January 13, 2011 at 1:01 pm
Moderates are just as irrelevant, El Greco. In the grand scheme of things, San Francisco politics appears to be more about political career advancement and cronyism than anything else.
Is it too much to ask for our elected to just keep the streets clean and safe, to create opportunities for all and not funnel our taxes into the coffers of our electeds’ benefactors and the well-connected?
Perhaps it’s time for all of us to come together to root out corruption for good, but I’m not holding my breath. As long as we are divided, they will always win.
January 13, 2011 at 12:47 pm
I have to agree with Tommi. You progressives need to stop your blubbering, acknowledge that you got your asses handed to you, and figure out just how irrelevant you’ve become. Attacking your natural base, unions and nonprofits, as Marc suggests, sounds dandy to this moderate. I don’t know who you will have left when all the brawling is done, though.
A progressive confab? Go for it. You guys give good bullshit, so why hide it? Oh, and do us moderates a huge favor, make Chris Daly the Michael Steele of SF Progressives.

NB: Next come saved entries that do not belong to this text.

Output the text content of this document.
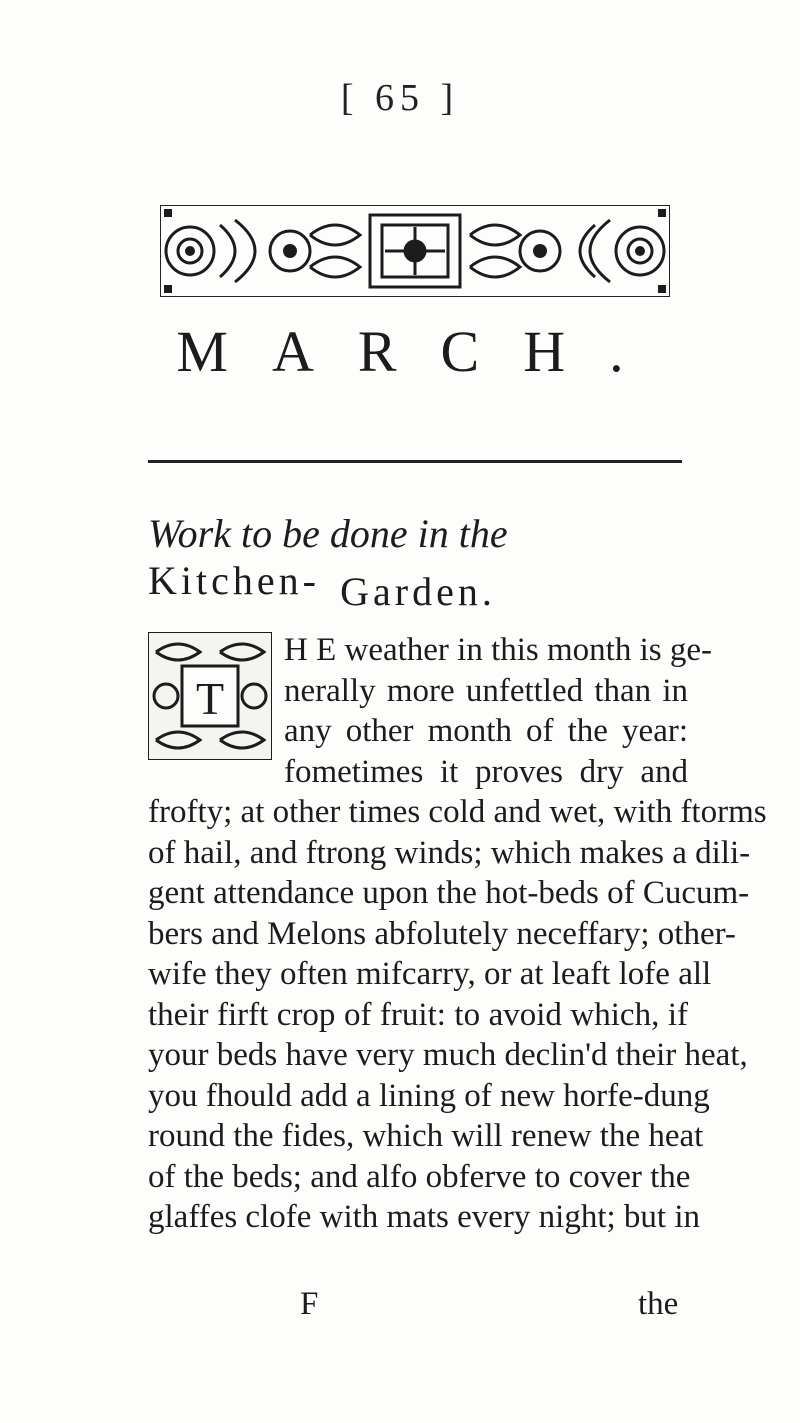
[ 65 ]
MARCH.
Work to be done in the Kitchen- Garden.
T
H E weather in this month is ge-
nerally more unfettled than in
any other month of the year:
fometimes it proves dry and
frofty; at other times cold and wet, with ftorms
of hail, and ftrong winds; which makes a dili-
gent attendance upon the hot-beds of Cucum-
bers and Melons abfolutely neceffary; other-
wife they often mifcarry, or at leaft lofe all
their firft crop of fruit: to avoid which, if
your beds have very much declin'd their heat,
you fhould add a lining of new horfe-dung
round the fides, which will renew the heat
of the beds; and alfo obferve to cover the
glaffes clofe with mats every night; but in
F	the
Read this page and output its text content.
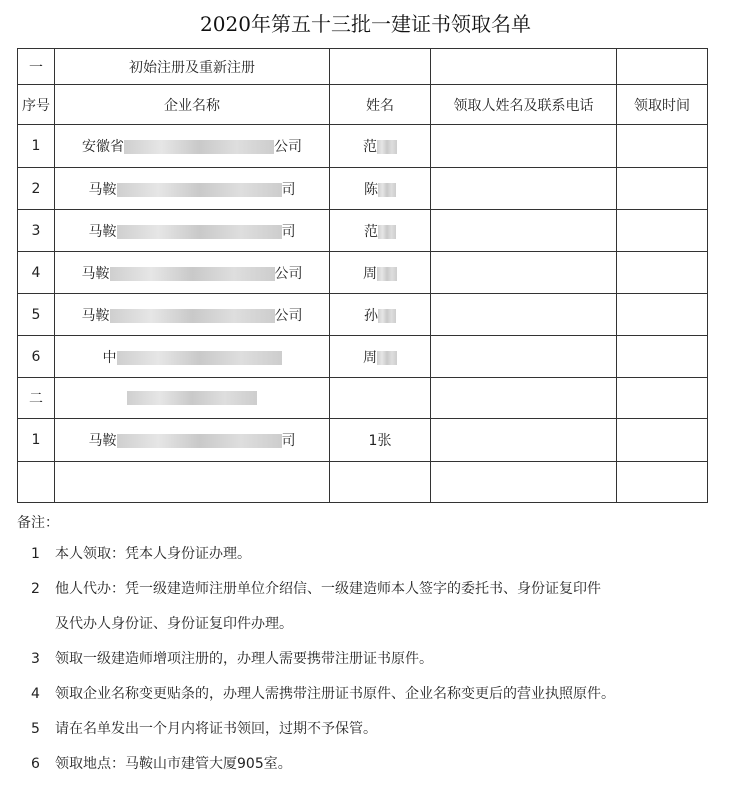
2020年第五十三批一建证书领取名单
一	初始注册及重新注册			
序号	企业名称	姓名	领取人姓名及联系电话	领取时间
1	安徽省 公司	范		
2	马鞍 司	陈		
3	马鞍 司	范		
4	马鞍 公司	周		
5	马鞍 公司	孙		
6	中	周		
二				
1	马鞍 司	1张		

备注：
1	本人领取：凭本人身份证办理。
2	他人代办：凭一级建造师注册单位介绍信、一级建造师本人签字的委托书、身份证复印件
及代办人身份证、身份证复印件办理。
3	领取一级建造师增项注册的，办理人需要携带注册证书原件。
4	领取企业名称变更贴条的，办理人需携带注册证书原件、企业名称变更后的营业执照原件。
5	请在名单发出一个月内将证书领回，过期不予保管。
6	领取地点：马鞍山市建管大厦905室。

It would be a gift beyond compare.
January 13, 2011 at 9:22 am
“Start practicing the mantras now: Absolutely no cuts to services for the poor and working-class. Let the rich and the corporations pay their fair share.”
It is going to take more than mantras and guitar playing to keep from getting played again.
It is going to take progressives reclaiming the killer instinct and playing for keeps.
That means expanding the coalition from the “services for the most needy” minority to one that appeals to an electoral majority.
So long as progressives focus exclusively on the very poor and nonprofit services, we are going to continue our slide into irrelevance.
Our opponents have adapted to us, now either we adapt in turn or we face extinction as a consequence of natural selection.
The greatest impediments to progressive adaptation are the nonprofits and unions because they have the money and power and are easily cooptable by power and have been made to grow comfortable in those positions.
If the nonprofits and unions don’t dispense with that which no longer works and continue to refuse to identify new strategies to make themselves relevant to a majority electoral coalition, then we’re all toast if we’re not already.